For a while, there wasn't an easy way to do it. Guys like Bruce Lawson were coming up with creative ways (if a little hacky) to implement support, in lieu of a proper standard.

Now, however, there's a really nice way to provide support - the HTML5 <track> element and its associated JavaScript API. There's a slight catch though. No currently shipping browser supports either of these features/standards. They will soon - Webkit has support in development, and Firefox can now parse the <track> element (but can't do anything with it yet.)

But you want to caption your HTML5 video now. And for that, you need Captionator.js.

Captionator.js

Captionator.js is a JavaScript polyfill designed to provide support for the <track> element and TextTrack javascript API. It currently supports subtitles in SUB, SRT, Youtube's SBV, WebVTT, and WebVTT with Google's proposed timestamp syntax. It will soon support LRC, DFXP/TTML and the WebVTT v2 proposed features.

Like most polyfills, it's intended to be a drop-in addition to your existing HTML5 video (and/or custom player) and provides a JavaScript API in line with the WHATWG's specification. This makes it easy to write your own interface for allowing the user to select assistive or media enhancement tracks, and when browsers land support for the feature, it'll move out of the way and let the browser take over (and you won't have to change a line of code!)

Captionator.js will automatically detect and enable <track> elements specified in markup - it's a totally painless solution! See the Captionator.js documentation to get started!

Captionator.js Out & About

CaptionPlanet

CaptionCrunch, the old development release, is now stable!

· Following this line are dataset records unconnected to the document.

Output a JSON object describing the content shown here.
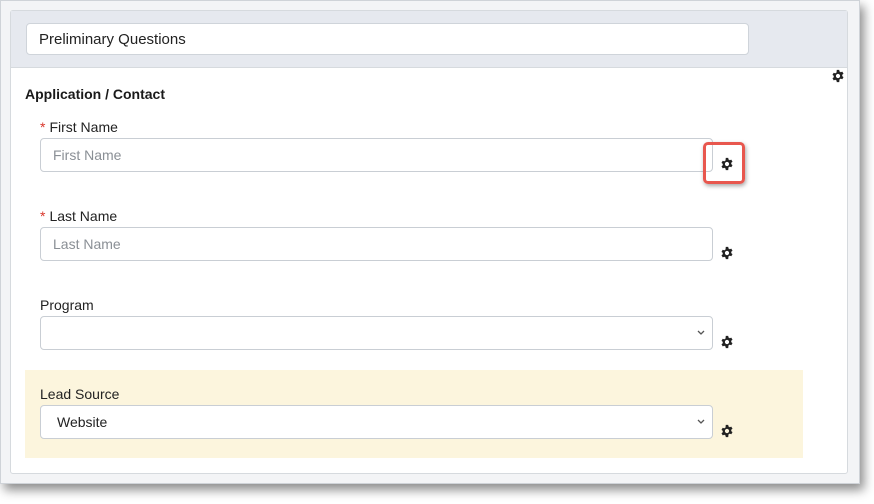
{
  "header": {
    "title_value": "Preliminary Questions"
  },
  "section": {
    "title": "Application / Contact",
    "gear_icon": "gear-icon"
  },
  "fields": [
    {
      "label": "First Name",
      "required": true,
      "type": "text",
      "placeholder": "First Name",
      "value": ""
    },
    {
      "label": "Last Name",
      "required": true,
      "type": "text",
      "placeholder": "Last Name",
      "value": ""
    },
    {
      "label": "Program",
      "required": false,
      "type": "select",
      "value": ""
    },
    {
      "label": "Lead Source",
      "required": false,
      "type": "select",
      "value": "Website"
    }
  ],
  "required_marker": "*",
  "icons": {
    "gear": "gear-icon",
    "chevron": "chevron-down-icon"
  },
  "colors": {
    "highlight": "#e8574e",
    "required": "#d9362b",
    "lead_panel_bg": "#fcf5dd"
  }
}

CaptionPlanet is the next stage frontier in the Captionator.js roadmap. At this stage, intended to be the 0.6 release milestone, the goal for CaptionPlanet is performance, compatibility, better testing, and broader format support.

Some things which slipped from the 0.5 CaptionCrunch release (in the interests of getting the new Captionator.js WebVTT renderer out the door) will be delivered in CaptionPlanet instead, namely:

This release is slightly less ambitious than 0.5 CaptionCrunch, but every bit as important.

As Captionator.js is an open source project, you can see all these new features come to fruition in real time by following progress of the CaptionPlanet branch on github! Just be aware that things might not always be pretty, or even work.